Blood: The Last Vampire (2000) poster

Blood: The Last Vampire (2000)

Rating:


Japan. 2000.

Crew

Director – Hiroyuki Kitakubo, Screenplay – Kenji Kamiyama, Technical Director – Shinji Takagi, Music – Yoshihiro Ike, Animation Director – Kazuchika Kise, Director of Visual Concept – Hisashi Ezura, 3D CGI – Tokumitsu Kifune, Character Design – Katsuya Terada. Production Company – Production I.G./SVW-SCEI-IG Plus-IPA.

Voices

Youki Kudoh (Saya)


Plot

Japan, 1956. The vampire Saya is employed by a covert American force that is dedicated to wiping out demons. She is sent undercover as a pupil to the school at the Yokota American military base. There she exposes two demons posing as schoolgirls. As the fight to kill the demons escalates into bloody violence, an innocent school nurse is drawn into the conflict.


It is not the general policy of this site to review short films (films under one hour in length). One exception should be made for Blood: The Last Vampire. Firstly, because it has been released on video as though it were a feature-length film, even though it is only 45 minutes in length. (It is combined with a ‘making of’ featurette, which is nearly as long as the film, to pad the running time out, but this is a cheat). Secondly so, because it is an anime of exceptional artistry.

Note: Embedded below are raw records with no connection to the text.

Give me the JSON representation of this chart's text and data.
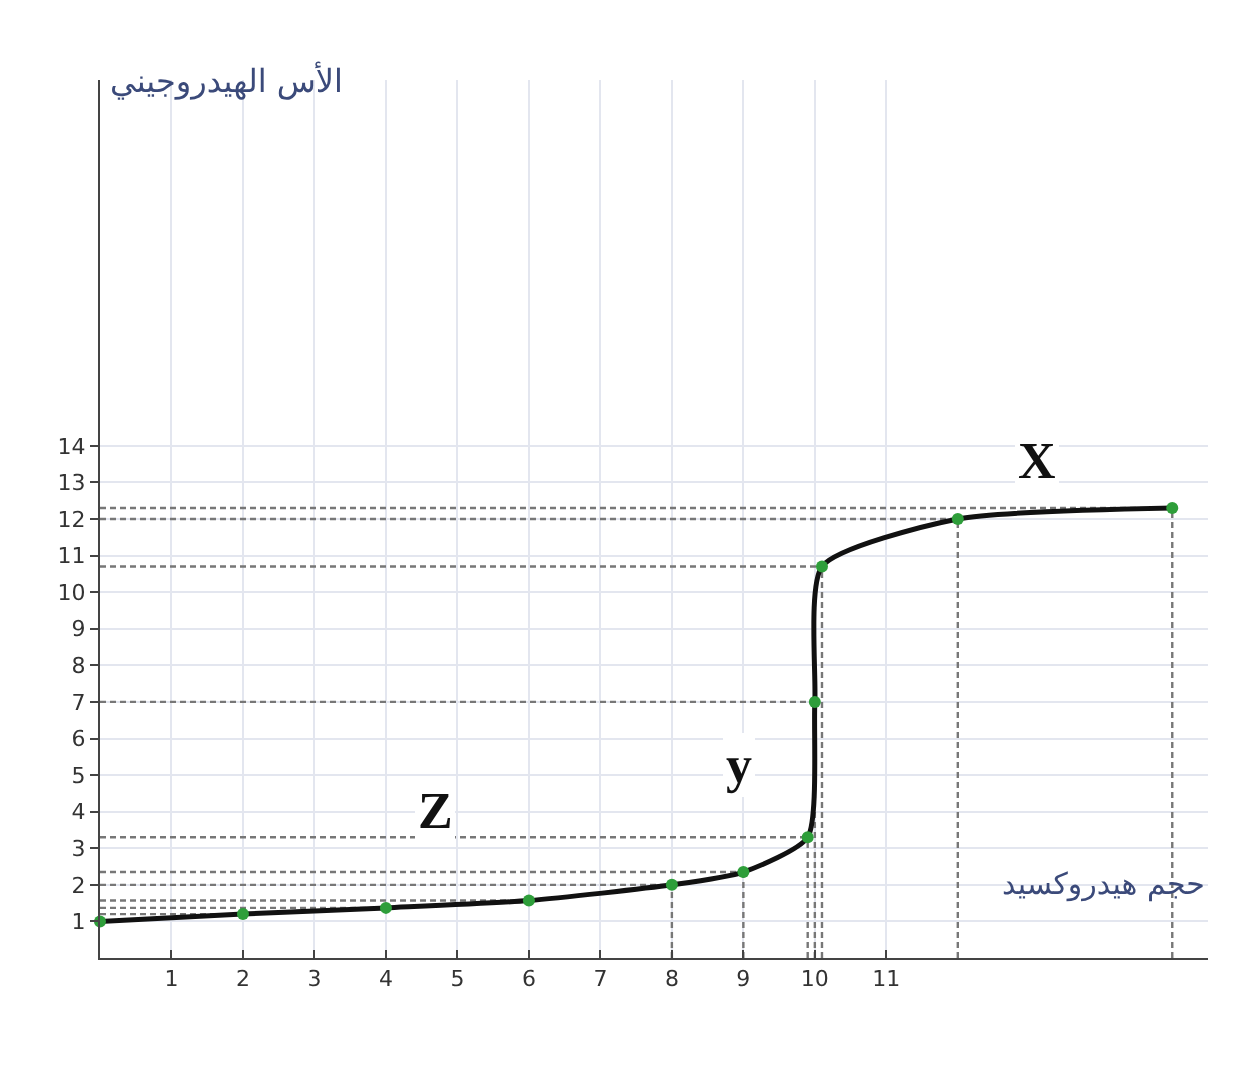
{
  "chart_data": {
    "type": "line",
    "xlabel": "حجم هيدروكسيد",
    "ylabel": "الأس الهيدروجيني",
    "x": [
      0,
      2,
      4,
      6,
      8,
      9,
      9.9,
      10,
      10.1,
      12,
      15
    ],
    "series": [
      {
        "color": "#111111",
        "colors": [
          "#2e9e3a",
          "#2e9e3a",
          "#2e9e3a",
          "#2e9e3a",
          "#2e9e3a",
          "#2e9e3a",
          "#2e9e3a",
          "#2e9e3a",
          "#2e9e3a",
          "#2e9e3a",
          "#2e9e3a"
        ],
        "values": [
          1,
          1.2,
          1.37,
          1.57,
          2,
          2.35,
          3.3,
          7,
          10.7,
          12,
          12.3
        ]
      }
    ],
    "xlim": [
      0,
      15.5
    ],
    "xticks": [
      1,
      2,
      3,
      4,
      5,
      6,
      7,
      8,
      9,
      10,
      11
    ],
    "ylim": [
      0,
      24
    ],
    "yticks": [
      1,
      2,
      3,
      4,
      5,
      6,
      7,
      8,
      9,
      10,
      11,
      12,
      13,
      14
    ],
    "grid": true,
    "marker": "circle",
    "line_style": "solid",
    "ref_lines": [
      {
        "axis": "y",
        "value": 1.2,
        "line_style": "dashed"
      },
      {
        "axis": "y",
        "value": 1.37,
        "line_style": "dashed"
      },
      {
        "axis": "y",
        "value": 1.57,
        "line_style": "dashed"
      },
      {
        "axis": "y",
        "value": 2,
        "line_style": "dashed"
      },
      {
        "axis": "y",
        "value": 2.35,
        "line_style": "dashed"
      },
      {
        "axis": "y",
        "value": 3.3,
        "line_style": "dashed"
      },
      {
        "axis": "y",
        "value": 7,
        "line_style": "dashed"
      },
      {
        "axis": "y",
        "value": 10.7,
        "line_style": "dashed"
      },
      {
        "axis": "y",
        "value": 12,
        "line_style": "dashed"
      },
      {
        "axis": "y",
        "value": 12.3,
        "line_style": "dashed"
      },
      {
        "axis": "x",
        "value": 8,
        "line_style": "dashed"
      },
      {
        "axis": "x",
        "value": 9,
        "line_style": "dashed"
      },
      {
        "axis": "x",
        "value": 9.9,
        "line_style": "dashed"
      },
      {
        "axis": "x",
        "value": 10,
        "line_style": "dashed"
      },
      {
        "axis": "x",
        "value": 10.1,
        "line_style": "dashed"
      },
      {
        "axis": "x",
        "value": 12,
        "line_style": "dashed"
      },
      {
        "axis": "x",
        "value": 15,
        "line_style": "dashed"
      }
    ],
    "annotations": [
      {
        "text": "X",
        "x": 13.1,
        "y": 13.6
      },
      {
        "text": "y",
        "x": 8.95,
        "y": 5.3
      },
      {
        "text": "Z",
        "x": 4.7,
        "y": 4
      }
    ]
  }
}
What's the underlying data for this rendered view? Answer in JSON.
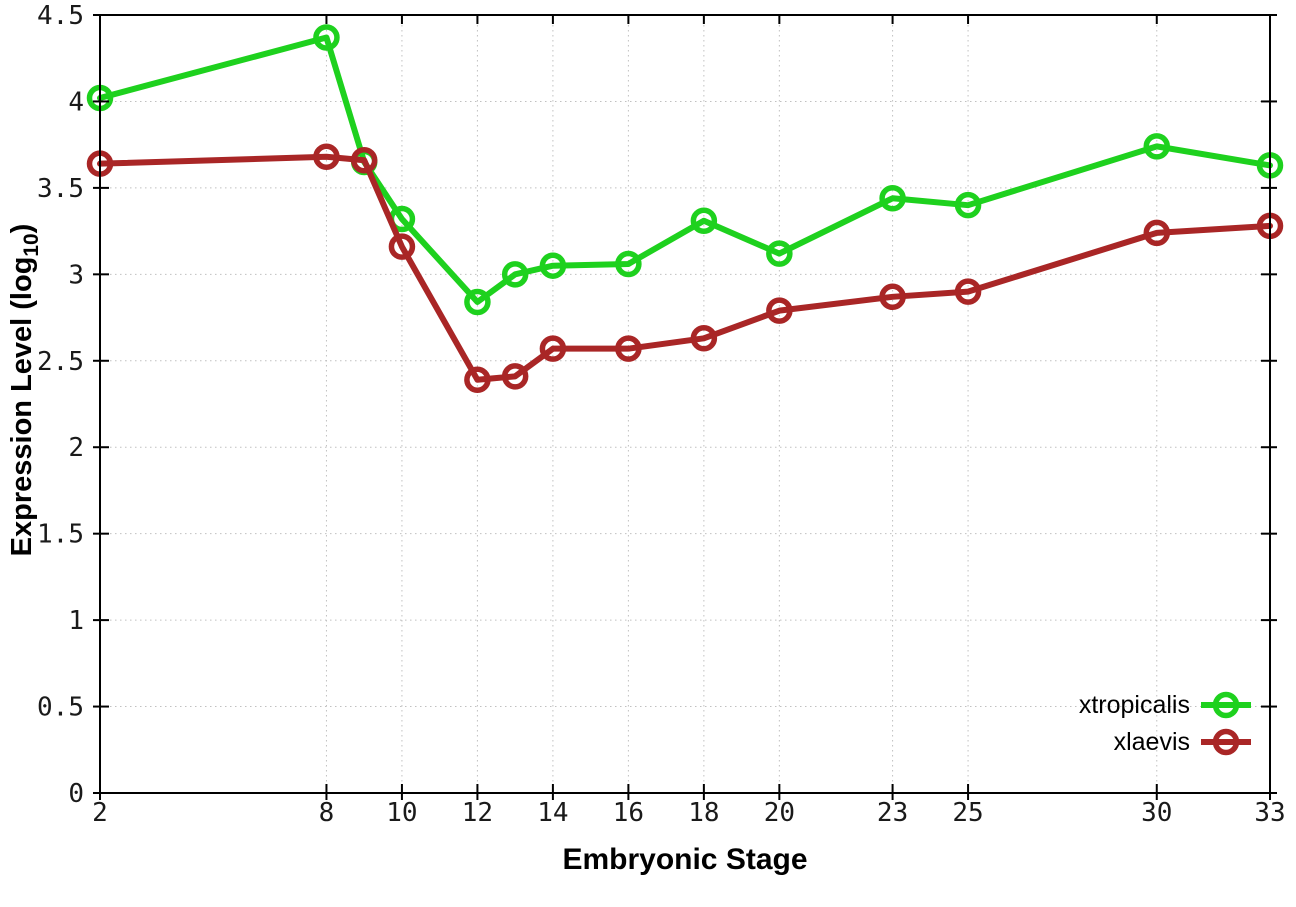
{
  "figure": {
    "xlabel": "Embryonic Stage",
    "ylabel_prefix": "Expression Level (log",
    "ylabel_sub": "10",
    "ylabel_suffix": ")"
  },
  "chart_data": {
    "type": "line",
    "title": "",
    "xlabel": "Embryonic Stage",
    "ylabel": "Expression Level (log10)",
    "x": [
      2,
      8,
      9,
      10,
      12,
      13,
      14,
      16,
      18,
      20,
      23,
      25,
      30,
      33
    ],
    "series": [
      {
        "name": "xtropicalis",
        "color": "#1ed11e",
        "values": [
          4.02,
          4.37,
          3.65,
          3.32,
          2.84,
          3.0,
          3.05,
          3.06,
          3.31,
          3.12,
          3.44,
          3.4,
          3.74,
          3.63
        ]
      },
      {
        "name": "xlaevis",
        "color": "#a92626",
        "values": [
          3.64,
          3.68,
          3.66,
          3.16,
          2.39,
          2.41,
          2.57,
          2.57,
          2.63,
          2.79,
          2.87,
          2.9,
          3.24,
          3.28
        ]
      }
    ],
    "xlim": [
      2,
      33
    ],
    "ylim": [
      0,
      4.5
    ],
    "xtick_labels": [
      "2",
      "8",
      "10",
      "12",
      "14",
      "16",
      "18",
      "20",
      "23",
      "25",
      "30",
      "33"
    ],
    "xtick_values": [
      2,
      8,
      10,
      12,
      14,
      16,
      18,
      20,
      23,
      25,
      30,
      33
    ],
    "ytick_labels": [
      "0",
      "0.5",
      "1",
      "1.5",
      "2",
      "2.5",
      "3",
      "3.5",
      "4",
      "4.5"
    ],
    "ytick_values": [
      0,
      0.5,
      1,
      1.5,
      2,
      2.5,
      3,
      3.5,
      4,
      4.5
    ],
    "grid": true,
    "grid_style": "dotted",
    "marker": "open-circle",
    "legend_position": "bottom-right",
    "colors": {
      "grid": "#c0c0c0",
      "axis": "#000000",
      "background": "#ffffff"
    }
  }
}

The basic concept of Blood: The Last Vampire falls somewhere between a traditional demon war anime such as Wicked City (1987) and Legend of the Overfiend (1989) and the stylised swordplay of Highlander (1986) and the dense hyperreal detail of a modern reworking of a film noir. It reminds of the then recent anime Jin-Roh: The Wolf Brigade (1998), which also came from the same production company Production I.G. and was scripted by Blood: The Last Vampire‘s executive producer Mamoru Oshii, the director of Ghost in the Shell (1995) and Avalon (2001). Both Blood: The Last Vampire and Jin-Roh feature a similar post-War Japan as setting and concern an organised covert taskforce hunting supernatural monsters. Both films are also stylistically similar in their focus on banal and rundown everyday backgrounds of the post-War period. That said, Blood: The Last Vampire works better as a story than Jin-Roh did.

The quality of animation is stunning – especially in the fact that such artistry has been placed into a non-commercial format such as the short feature. When the bomber comes over the screen to land at the airbase early on, one not only sees it move in breathtaking 3D detail but also hears the full effect of it on the stereo soundtrack. There is a stunning opening sequence, cut in between the credits, set in a railway station. The film drinks in the slow minutiae of detail of the station and as the train starts moving, before exploding out into action in a dazzling pullback down the length of the carriage as the heroine comes after and kills a creature amid the strobing flashes of half-light.

The demon-hunting vampire schoolgirl Saya in Blood: The Last Vampire (2000)
The demon-hunting vampire schoolgirl Saya

The film draws a striking bleakness and lack of sentimentality out of its characters. Particularly good is the character of the unnamed Japanese schoolteacher who is drawn into the action as an innocent bystander – her uncomprehending fear has immense conviction. The short climaxes on a stunning action sequence with the heroine and schoolteacher trapped in a burning airplane hangar, with the heroine fighting off the demons with a spade as they break in through the skylight, the near-catatonic teacher going to shoot herself, the dazzling image of the demon unfurling its wings and flying off from the roof of the hangar, and the heroine racing aboard a Jeep as the demon attempts to flee by catching onto the wing of a bomber as it takes off.

Blood: The Last Vampire is a film that one almost wishes was a feature-length film. Certainly, the plot is underdeveloped – one wishes more time had been spent fleshing out who the heroine is, how she came to be the last vampire of the title (which is never actually referred to or explained in the film itself), her relationship with the American secret service and in explaining what the demonic forces are. The film is notedly made with a political edge – being set around the US military occupation of Japan immediately post-World War II. It is cautiously questioning of this, although the fact that the heroine works for a covert US military agency does tend to muddy the message.

It is also hard to know what to make of the final image on the planes taking off to start the Vietnam War – are we meant to find a correlation between the war with the demons and US foreign policy in Southeast Asia in the coming decade? It is not clear what this Vietnam War coda represents on a symbolic level. It is a political point that seems akin to Edward D. Wood Jr’s ending Bride of the Monster (1955) on an atomic bomb blast unrelated to anything else just because his backer wanted to make a message. The film is also peculiarly bilingual, with the characters voices vying between both Japanese and English.

The film was later given a feature-length live-action English-language remake Blood: The Last Vampire (2009).

Director Hiroyuki Kitakubo had previously directed the A Tale of Two Robots Chapter 3: Foreign Invasion episode of the anime anthology Robot Carnival (1987) and made his feature-length debut as Katsuhiro Otomo’s replacement on Roujin Z (1991).